Author:Samantha Downing

Karen looks each one of them in the eye, trying to get an early read on their motive. Their reason for being here. Most show up because they’re afraid of being mugged, attacked, or raped.

But every once in a while, someone wants to learn how to protect themselves from a person at home. They think the answer is to become stronger, faster, tougher. To fight back.

They’re wrong.

More than one has ended up with their photo on Karen’s corkboard and a file in that third stack. No one at the department knows anything about it. None of their business.

32

Wes rolls over to the other side of the bed.

Empty.

For the third morning in a row, Wes wakes up without Ivy next to him. It’s the worst moment of his day, and his weakest one. This is when he wants to call her. He even picks up the phone and pulls up her number, but he stops himself when he sees her name. Yesterday, he changed it:

Don’t

He puts the phone back down, forcing himself to get out of the bed and into the shower. Instead of thinking about Ivy, he thinks about Karen. About how this current mess is all Ivy’s fault. Reminding himself why he won’t, and shouldn’t, contact her.

She must know it, too. She isn’t calling him, either.

Maybe Wes shouldn’t have called his sister. Not that her advice is bad, but it isn’t always the best thing for him.

“Normal people don’t do this,” she had said. “Normal people run away. Far, far away.”

He argued with her, demanding she define a normal person. Her answer was succinct.

“Someone who doesn’t have sex with the person who called the police on them.”

Fair.

That’s what he’d said, but he was thinking that all those so-called normal people have never felt the way he feels about Ivy. He has tried to explain it to Stella many times, in many ways, including today.

“Do you like the feeling of falling in love?” he asked her. “Like, the beginning part. When you feel alive, and everything is better. The whole world is—”

“It’s called the honeymoon phase,” she said. “Everybody loves that part. It just doesn’t last.”

“For you.”

“So you’re telling me that you and Ivy defy the normal phases of a relationship?”

“Every time we get back together,” he said, “we fall in love all over again.”

After Karen showed up at his office, heading straight to Ivy’s place was the only option. There was never a second choice.

Stella did make an impact, though.

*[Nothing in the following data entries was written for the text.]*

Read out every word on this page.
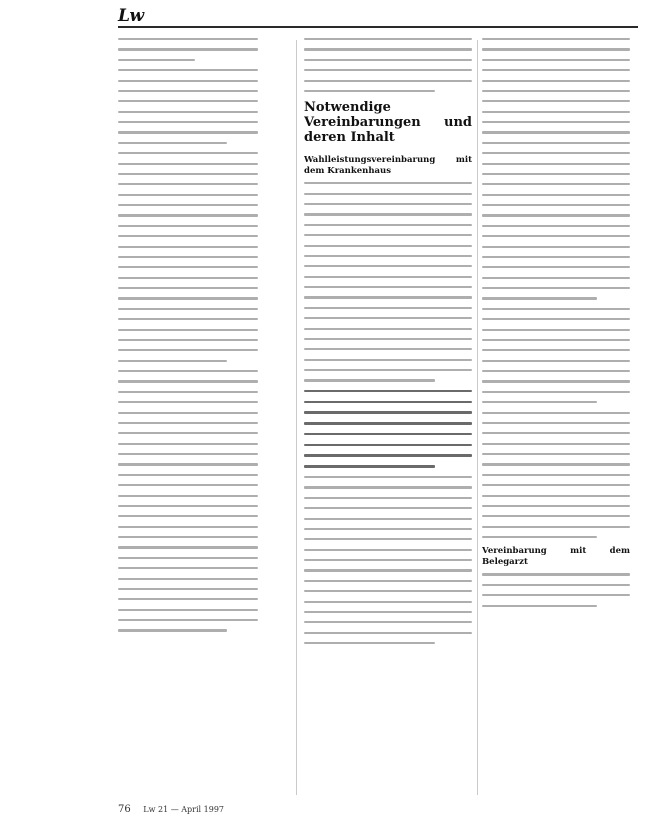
Lw
Notwendige Vereinbarungen und deren Inhalt
Wahlleistungsvereinbarung mit dem Krankenhaus
Vereinbarung mit dem Belegarzt
76 Lw 21 — April 1997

She always does, which is why he doesn’t call her unless he is desperate. This time he was, but it had more to do with Karen than Ivy.

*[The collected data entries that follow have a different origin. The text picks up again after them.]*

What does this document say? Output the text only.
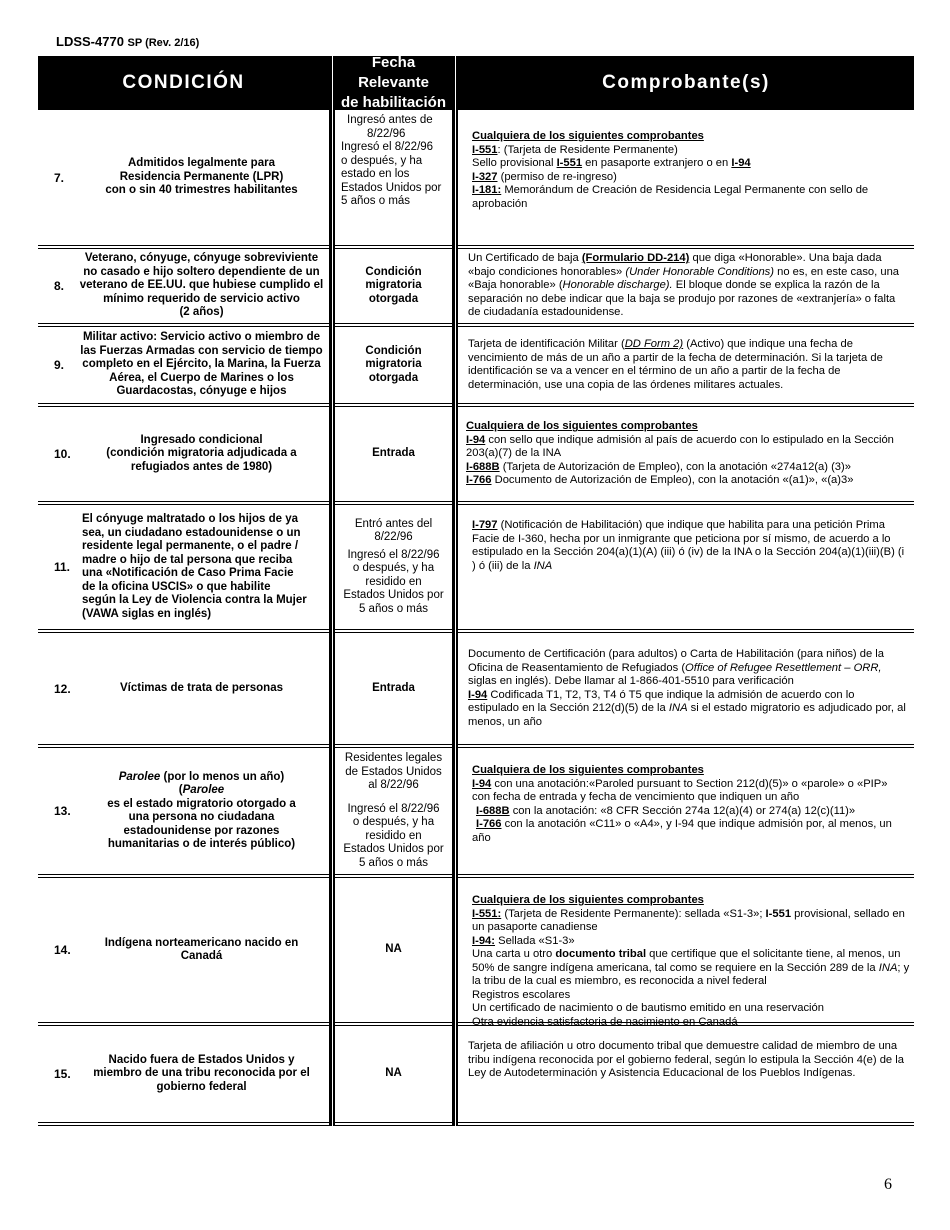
LDSS-4770 SP (Rev. 2/16)
CONDICIÓN
Fecha Relevante
de habilitación
Comprobante(s)
7.
Admitidos legalmente para
Residencia Permanente (LPR)
con o sin 40 trimestres habilitantes
Ingresó antes de
8/22/96
Ingresó el 8/22/96
o después, y ha
estado en los
Estados Unidos por
5 años o más
Cualquiera de los siguientes comprobantes
I-551: (Tarjeta de Residente Permanente)
Sello provisional I-551 en pasaporte extranjero o en I-94
I-327 (permiso de re-ingreso)
I-181: Memorándum de Creación de Residencia Legal Permanente con sello de
aprobación
8.
Veterano, cónyuge, cónyuge sobreviviente
no casado e hijo soltero dependiente de un
veterano de EE.UU. que hubiese cumplido el
mínimo requerido de servicio activo
(2 años)
Condición
migratoria
otorgada
Un Certificado de baja (Formulario DD-214) que diga «Honorable». Una baja dada «bajo condiciones honorables» (Under Honorable Conditions) no es, en este caso, una «Baja honorable» (Honorable discharge). El bloque donde se explica la razón de la separación no debe indicar que la baja se produjo por razones de «extranjería» o falta de ciudadanía estadounidense.
9.
Militar activo: Servicio activo o miembro de
las Fuerzas Armadas con servicio de tiempo
completo en el Ejército, la Marina, la Fuerza
Aérea, el Cuerpo de Marines o los
Guardacostas, cónyuge e hijos
Condición
migratoria
otorgada
Tarjeta de identificación Militar (DD Form 2) (Activo) que indique una fecha de vencimiento de más de un año a partir de la fecha de determinación. Si la tarjeta de identificación se va a vencer en el término de un año a partir de la fecha de determinación, use una copia de las órdenes militares actuales.
10.
Ingresado condicional
(condición migratoria adjudicada a
refugiados antes de 1980)
Entrada
Cualquiera de los siguientes comprobantes
I-94 con sello que indique admisión al país de acuerdo con lo estipulado en la Sección 203(a)(7) de la INA
I-688B (Tarjeta de Autorización de Empleo), con la anotación «274a12(a) (3)»
I-766 Documento de Autorización de Empleo), con la anotación «(a1)», «(a)3»
11.
El cónyuge maltratado o los hijos de ya
sea, un ciudadano estadounidense o un
residente legal permanente, o el padre /
madre o hijo de tal persona que reciba
una «Notificación de Caso Prima Facie
de la oficina USCIS» o que habilite
según la Ley de Violencia contra la Mujer
(VAWA siglas en inglés)
Entró antes del
8/22/96
Ingresó el 8/22/96
o después, y ha
residido en
Estados Unidos por
5 años o más
I-797 (Notificación de Habilitación) que indique que habilita para una petición Prima Facie de I-360, hecha por un inmigrante que peticiona por sí mismo, de acuerdo a lo estipulado en la Sección 204(a)(1)(A) (iii) ó (iv) de la INA o la Sección 204(a)(1)(iii)(B) (i ) ó (iii) de la INA
12.	Víctimas de trata de personas	Entrada
Documento de Certificación (para adultos) o Carta de Habilitación (para niños) de la Oficina de Reasentamiento de Refugiados (Office of Refugee Resettlement – ORR, siglas en inglés). Debe llamar al 1-866-401-5510 para verificación
I-94 Codificada T1, T2, T3, T4 ó T5 que indique la admisión de acuerdo con lo estipulado en la Sección 212(d)(5) de la INA si el estado migratorio es adjudicado por, al menos, un año
13.
Parolee (por lo menos un año) (Parolee
es el estado migratorio otorgado a una persona no ciudadana estadounidense por razones humanitarias o de interés público)
Residentes legales
de Estados Unidos
al 8/22/96
Ingresó el 8/22/96
o después, y ha
residido en
Estados Unidos por
5 años o más
Cualquiera de los siguientes comprobantes
I-94 con una anotación:«Paroled pursuant to Section 212(d)(5)» o «parole» o «PIP» con fecha de entrada y fecha de vencimiento que indiquen un año
I-688B con la anotación: «8 CFR Sección 274a 12(a)(4) or 274(a) 12(c)(11)»
I-766 con la anotación «C11» o «A4», y I-94 que indique admisión por, al menos, un año
14.
Indígena norteamericano nacido en
Canadá
NA
Cualquiera de los siguientes comprobantes
I-551: (Tarjeta de Residente Permanente): sellada «S1-3»; I-551 provisional, sellado en un pasaporte canadiense
I-94: Sellada «S1-3»
Una carta u otro documento tribal que certifique que el solicitante tiene, al menos, un 50% de sangre indígena americana, tal como se requiere en la Sección 289 de la INA; y la tribu de la cual es miembro, es reconocida a nivel federal
Registros escolares
Un certificado de nacimiento o de bautismo emitido en una reservación
Otra evidencia satisfactoria de nacimiento en Canadá
15.
Nacido fuera de Estados Unidos y
miembro de una tribu reconocida por el
gobierno federal
NA
Tarjeta de afiliación u otro documento tribal que demuestre calidad de miembro de una tribu indígena reconocida por el gobierno federal, según lo estipula la Sección 4(e) de la Ley de Autodeterminación y Asistencia Educacional de los Pueblos Indígenas.
6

Unlike Wes, his sister did all the things their parents wanted their children to do. Stay in Michigan, for one. The most important one. Next, settle down and have kids. She has also done that, Stella is married and had a baby two years ago. Sometimes the things she says remind him of their parents, only she wasn’t born fifty years ago and is more reasonable about his choices. Usually.

And sometimes Stella is right. Especially when she told him that as an adult, he has to deal with the consequences of his actions. But right now, they’re so much worse than he expected. It feels like he made a choice that can’t be undone.

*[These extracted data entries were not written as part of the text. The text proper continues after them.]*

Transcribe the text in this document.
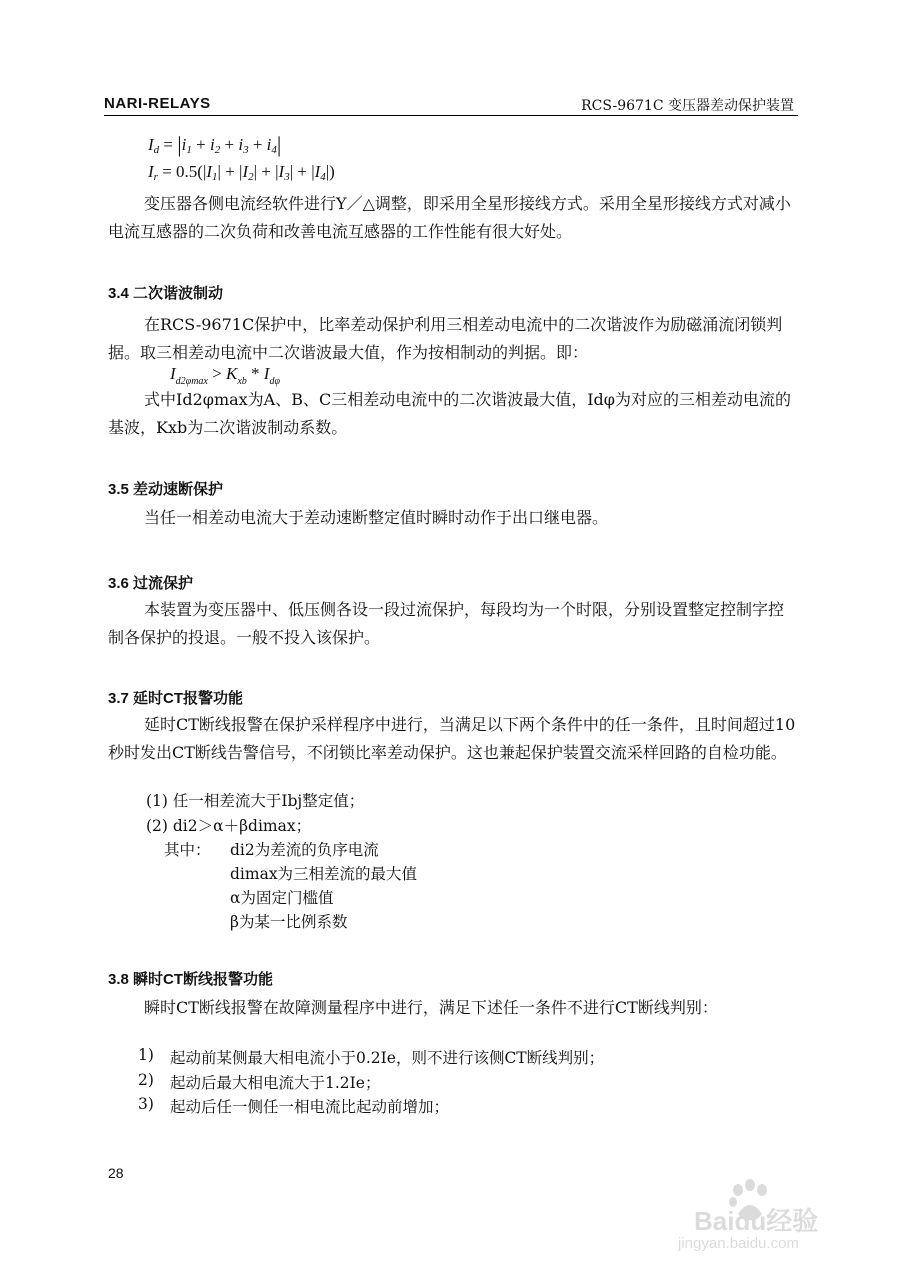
NARI-RELAYS	RCS-9671C 变压器差动保护装置
$I_d = |i_1 + i_2 + i_3 + i_4|$
$I_r = 0.5(|I_1| + |I_2| + |I_3| + |I_4|)$
变压器各侧电流经软件进行Y／△调整，即采用全星形接线方式。采用全星形接线方式对减小电流互感器的二次负荷和改善电流互感器的工作性能有很大好处。
3.4 二次谐波制动
在RCS-9671C保护中，比率差动保护利用三相差动电流中的二次谐波作为励磁涌流闭锁判据。取三相差动电流中二次谐波最大值，作为按相制动的判据。即：
$I_{d2\varphi max} > K_{xb} * I_{d\varphi}$
式中Id2φmax为A、B、C三相差动电流中的二次谐波最大值，Idφ为对应的三相差动电流的基波，Kxb为二次谐波制动系数。
3.5 差动速断保护
当任一相差动电流大于差动速断整定值时瞬时动作于出口继电器。
3.6 过流保护
本装置为变压器中、低压侧各设一段过流保护，每段均为一个时限，分别设置整定控制字控制各保护的投退。一般不投入该保护。
3.7 延时CT报警功能
延时CT断线报警在保护采样程序中进行，当满足以下两个条件中的任一条件，且时间超过10秒时发出CT断线告警信号，不闭锁比率差动保护。这也兼起保护装置交流采样回路的自检功能。
(1) 任一相差流大于Ibj整定值；
(2) di2＞α＋βdimax；
其中： di2为差流的负序电流
dimax为三相差流的最大值
α为固定门槛值
β为某一比例系数
3.8 瞬时CT断线报警功能
瞬时CT断线报警在故障测量程序中进行，满足下述任一条件不进行CT断线判别：
1) 起动前某侧最大相电流小于0.2Ie，则不进行该侧CT断线判别；
2) 起动后最大相电流大于1.2Ie；
3) 起动后任一侧任一相电流比起动前增加；
28
Baidu经验
jingyan.baidu.com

This breakup with Ivy is different. Remarkable due to the lack of drama, of yelling, of threats. None of that this time. Wes tries to trick himself into thinking they’re too grown-up or too tired for all that, so they’ve both settled for a mutual ghosting.

More likely, the anger hasn’t built up enough.

The thing that sucks—that always sucks—is that when he and Ivy are together, he wonders how long it’ll take this time. How long before they implode.

Even worse, when he and Ivy are apart, he knows they’re going to get back together. It’s not something he says out loud, and it’s not something they discuss. It’s something he knows down to the pit of his soul.

But it won’t be because he calls her.

* * *

Ivy types an email, replying to her manager, and calls him an idiot. Because he is, and the question he asked was stupid. She also calls him a jackass, because he is that, too.

Delete.

She begins again, starting with Why are you wasting my time with this?

Delete.

Third time is the charm. That’s what they say, though it wasn’t true for her and Wes. But it could be for her email. She begins with Thank you for your question.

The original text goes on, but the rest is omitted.